触手を切り伏せようとすれば、本体の5つある目の真ん中の1番大きな目からレーザーが放たれ邪魔をされる。
『くっ、』
「おい、お前。晶術は使えるか」
『残念。私、脳筋なんだよね!』
昔はソーディアンというレンズのついた特殊な剣がなければ晶術は扱えないと思われていたみたいだが、現在ではモンスター達が術を使う謎が解明され、モンスター達と同じ要領で、レンズと才覚さえあれば晶術を使うことができる。まあ、ソーディアン使い達の晶術と比べれば断然威力は劣るらしいのだが。

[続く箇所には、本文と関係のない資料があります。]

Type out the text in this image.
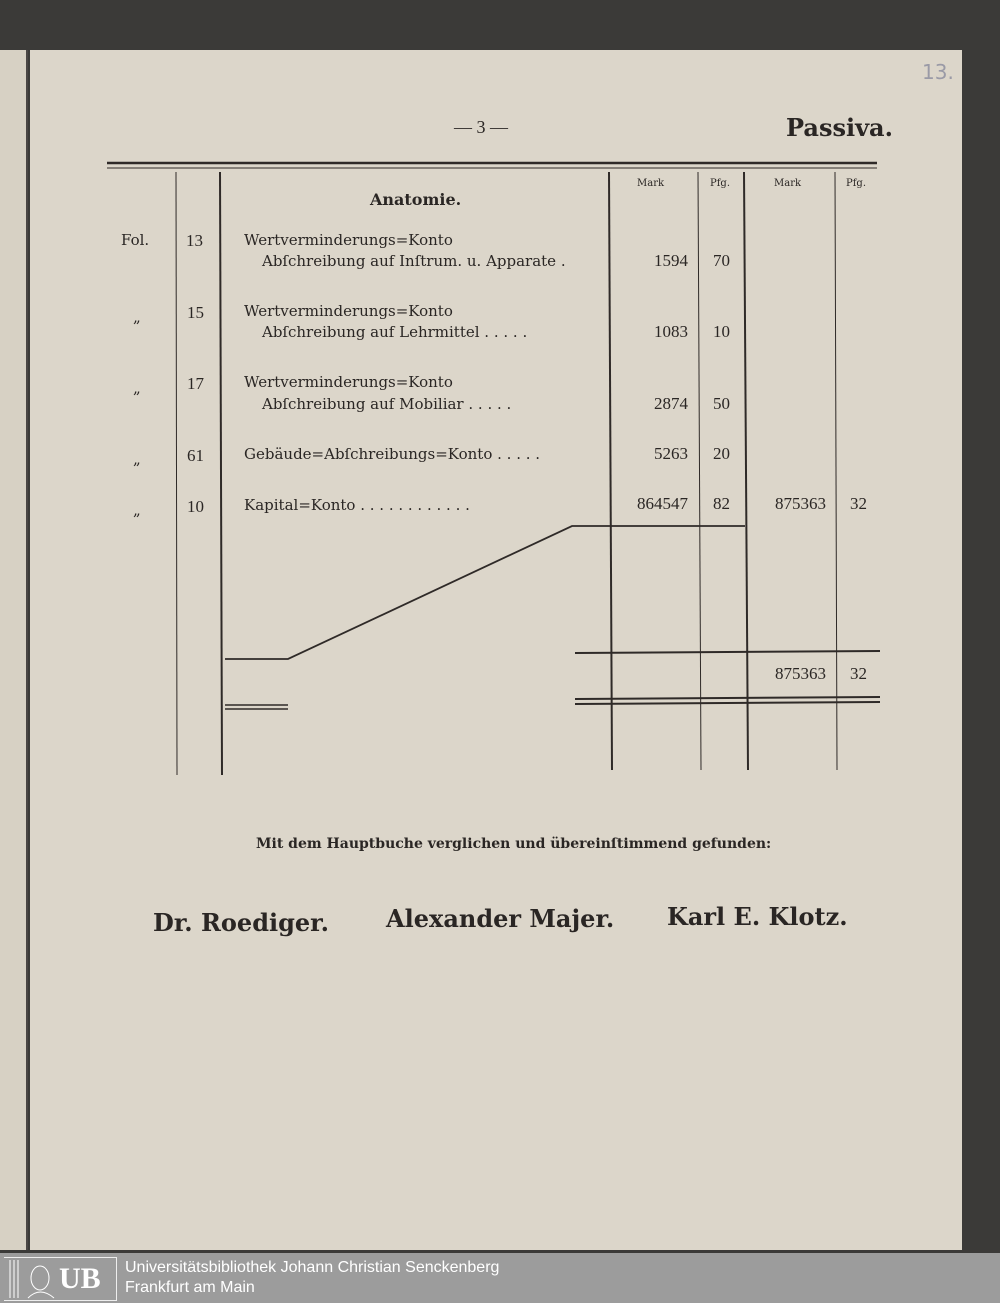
13.
— 3 —	Passiva.
Anatomie.
Mark	Pfg.	Mark	Pfg.
Fol. 13	Wertverminderungs=Konto
Abſchreibung auf Inſtrum. u. Apparate .	1594 70
„	15	Wertverminderungs=Konto
Abſchreibung auf Lehrmittel . . . . .	1083 10
„	17	Wertverminderungs=Konto
Abſchreibung auf Mobiliar . . . . .	2874 50
„	61	Gebäude=Abſchreibungs=Konto . . . . .	5263 20
„	10	Kapital=Konto . . . . . . . . . . . .	864547 82	875363 32
875363 32
Mit dem Hauptbuche verglichen und übereinſtimmend gefunden:
Dr. Roediger. Alexander Majer. Karl E. Klotz.
UB Universitätsbibliothek Johann Christian Senckenberg
Frankfurt am Main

そんな時代だが、私は晶術の才能はなかったみたいで、剣しか扱えない。
「なら、しばらく1人で耐えれるか。晶術で叩く」
『了解。任せて』
今までだって1人で戦って複数体を相手にすることもあった。今回はロニとリアラが適度に回復を入れてくれるだろうから、きっと大丈夫だ。
私以外全員が後ろに下がり、詠唱を始めた。
スラストファング、エアプレッシャー、バーンストライク、シャドウエッジ。
皆それぞれ晶術を発動し、モンスターの体力を削っていく。
『スナイプエア!スナイプロア!』
皆の術をくらい動きを止めているうちに2本の触手を切り落とす。
「カイル!」
「ああ!」
仮面くんとカイルが頷きあって、剣を掲げ本体に向かっていく。
それを見て一旦後ろに引く。スピリッツの少ない時に攻撃しても弾かれるだけだからな。
「回復だ!…ヒール!」
ロニが回復の晶術をかけてくれたおかげで、モンスターから受けた傷が塞がる。
「ファイト!」
『ありがとう』
リアラの応援も受けて、最前線へと戻る。
「月閃光!」
「爆炎剣!」
『スラッシュレイン!』
2人が攻撃している後ろから飛び上がって空中から叩きつけるように、モンスターに斬撃を与える。
「プリムラ姉さん!回復できた?」
『ええ!』
「もうひと踏ん張りだ。いくぞっ!」
VS海の主
仮面くんの掛け声に合わせ、しっかりと剣を握り直した。